Two Postscripts to Barron Field in New South Wales: The Resurrection and the Great Seal

By and | 13 May 2024

Which brings us, finally, to our second postscript. In the second sonnet, Field describes the colony as ‘discordant’ yet ‘big with virtues,’ and as a landscape in which the scenes depicted in the Great Seal have been realised – rising habitations, a fort for their defence – before concluding with a line taken from Virgil’s Georgics – ‘So fairest Rome became’ – with the original Latin given in a footnote.1 The line cited here by Field is the very next line following the one that formed the motto on the Great Seal of New South Wales. He cites the next line very deliberately so as to cancel and surpass the existing citation of the line before. Not Etruria, but Rome. Not New South Wales, but Australia. Not the allegory of emancipist labour, but the literature of Romantic irony. Not the art of forgers and the poetry of convicts, but an aesthetics of legitimate and liberal settlement. Not the closed economic circularity of coinage and seals, but an enduring and four-square declaration of idealised enlightenment origins in the disinterested ‘pursuit of knowledge.’ Not makeshift accommodations with Aboriginal people, but a program of extermination. For the colony to rise like Christ it had first, in its existing form, to be declared legally dead, and so placed definitively under erasure, felony attaint.

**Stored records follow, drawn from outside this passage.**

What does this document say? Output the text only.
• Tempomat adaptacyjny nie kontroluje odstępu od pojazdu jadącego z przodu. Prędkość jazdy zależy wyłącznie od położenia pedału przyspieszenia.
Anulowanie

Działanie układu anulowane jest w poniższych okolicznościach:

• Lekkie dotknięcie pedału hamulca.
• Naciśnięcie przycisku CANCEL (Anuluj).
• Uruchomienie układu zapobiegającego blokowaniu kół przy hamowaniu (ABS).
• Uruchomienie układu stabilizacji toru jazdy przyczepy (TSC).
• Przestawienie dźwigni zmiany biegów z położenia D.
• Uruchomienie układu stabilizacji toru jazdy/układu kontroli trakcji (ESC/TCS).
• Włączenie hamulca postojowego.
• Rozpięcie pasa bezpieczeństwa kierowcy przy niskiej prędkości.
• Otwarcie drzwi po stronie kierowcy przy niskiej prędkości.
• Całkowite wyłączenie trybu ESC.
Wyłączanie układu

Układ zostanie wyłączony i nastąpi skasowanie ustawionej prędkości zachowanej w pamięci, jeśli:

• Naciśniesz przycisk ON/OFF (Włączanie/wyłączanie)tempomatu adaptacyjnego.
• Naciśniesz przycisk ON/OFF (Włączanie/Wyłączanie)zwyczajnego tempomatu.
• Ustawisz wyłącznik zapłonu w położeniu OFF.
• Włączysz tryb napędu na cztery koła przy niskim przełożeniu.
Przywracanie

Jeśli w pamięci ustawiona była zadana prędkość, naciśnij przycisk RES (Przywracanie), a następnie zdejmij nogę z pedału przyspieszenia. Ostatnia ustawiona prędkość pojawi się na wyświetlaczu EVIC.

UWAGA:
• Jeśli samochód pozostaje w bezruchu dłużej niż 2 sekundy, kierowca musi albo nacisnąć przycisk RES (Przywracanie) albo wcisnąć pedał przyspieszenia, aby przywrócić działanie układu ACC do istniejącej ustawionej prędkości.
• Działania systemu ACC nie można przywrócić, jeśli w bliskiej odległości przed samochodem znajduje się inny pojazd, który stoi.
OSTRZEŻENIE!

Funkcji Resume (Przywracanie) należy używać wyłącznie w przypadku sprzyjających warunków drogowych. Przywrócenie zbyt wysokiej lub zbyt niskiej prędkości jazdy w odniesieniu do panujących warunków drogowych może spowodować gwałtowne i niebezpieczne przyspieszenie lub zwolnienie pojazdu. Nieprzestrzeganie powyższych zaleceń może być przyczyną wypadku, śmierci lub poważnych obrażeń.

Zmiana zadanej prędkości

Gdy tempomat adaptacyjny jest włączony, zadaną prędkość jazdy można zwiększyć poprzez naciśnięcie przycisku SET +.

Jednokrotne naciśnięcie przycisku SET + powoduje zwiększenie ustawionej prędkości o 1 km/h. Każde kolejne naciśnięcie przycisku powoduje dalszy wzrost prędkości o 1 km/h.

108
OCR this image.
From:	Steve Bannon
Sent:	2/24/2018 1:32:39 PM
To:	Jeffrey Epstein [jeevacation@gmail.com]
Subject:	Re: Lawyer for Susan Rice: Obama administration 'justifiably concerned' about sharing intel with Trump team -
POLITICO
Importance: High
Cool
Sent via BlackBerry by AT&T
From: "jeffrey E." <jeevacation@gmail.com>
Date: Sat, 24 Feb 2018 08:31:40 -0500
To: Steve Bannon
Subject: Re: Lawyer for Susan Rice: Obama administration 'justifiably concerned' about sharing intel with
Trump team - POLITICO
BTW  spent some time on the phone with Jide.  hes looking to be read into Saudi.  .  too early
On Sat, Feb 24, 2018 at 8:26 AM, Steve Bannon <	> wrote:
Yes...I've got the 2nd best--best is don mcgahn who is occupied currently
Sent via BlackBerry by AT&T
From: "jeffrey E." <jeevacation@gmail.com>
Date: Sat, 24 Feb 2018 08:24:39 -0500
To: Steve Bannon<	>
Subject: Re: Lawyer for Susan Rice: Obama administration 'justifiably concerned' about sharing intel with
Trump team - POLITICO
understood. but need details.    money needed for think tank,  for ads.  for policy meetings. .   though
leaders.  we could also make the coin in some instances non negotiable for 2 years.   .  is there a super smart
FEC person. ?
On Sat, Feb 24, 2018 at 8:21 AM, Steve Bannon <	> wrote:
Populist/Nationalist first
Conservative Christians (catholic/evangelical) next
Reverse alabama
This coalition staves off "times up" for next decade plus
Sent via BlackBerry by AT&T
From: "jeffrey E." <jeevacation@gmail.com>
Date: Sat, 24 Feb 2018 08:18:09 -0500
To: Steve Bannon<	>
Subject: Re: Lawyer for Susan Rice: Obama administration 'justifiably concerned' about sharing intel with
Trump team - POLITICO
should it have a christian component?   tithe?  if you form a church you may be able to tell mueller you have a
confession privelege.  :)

Field’s dialectics of colonialism repeatedly cycled through this sequence of erasures: cancellation-of-the-existent; self-conscious-catachresis; auto-cancellation. These colonial operations depended on installing a resistance to literality: the ‘literal’ aspects of the territory (which encompasses both the flowers as well as the science that purports to know them) came to be figured by Field as already-fantastic (that is, swarming with fairies and poetry) in order to establish a polity for which facts – above all those of dispossession and punishment – were no longer determining constraints for political action. Once such a transmogrification was accomplished, the projected settlers-to-come might manage to conceive and build a new polity – a new kind of polity – in the no-longer foreign land on the grounds not only of reality but also of the poetic imagination itself. This resurrection – the real first fruits of a Christian civilisation – would entail effacing all the images of convict possession and Indigenous dispossession, and it would require the transumption of medallions and seals into an everlasting brass memorial fixed between land and sea, bolted to the coastal stones and equally unloosed into the mobility of print publication. It was a powerfully modernising operation, and one that allows Field to be identified, we want to propose, as the first legislator of whatever modernity would eventually turn out to be in that poetically framed nation called ‘Australia.’

  1. Ford & Clemens, Barron Field, pp. 148-151.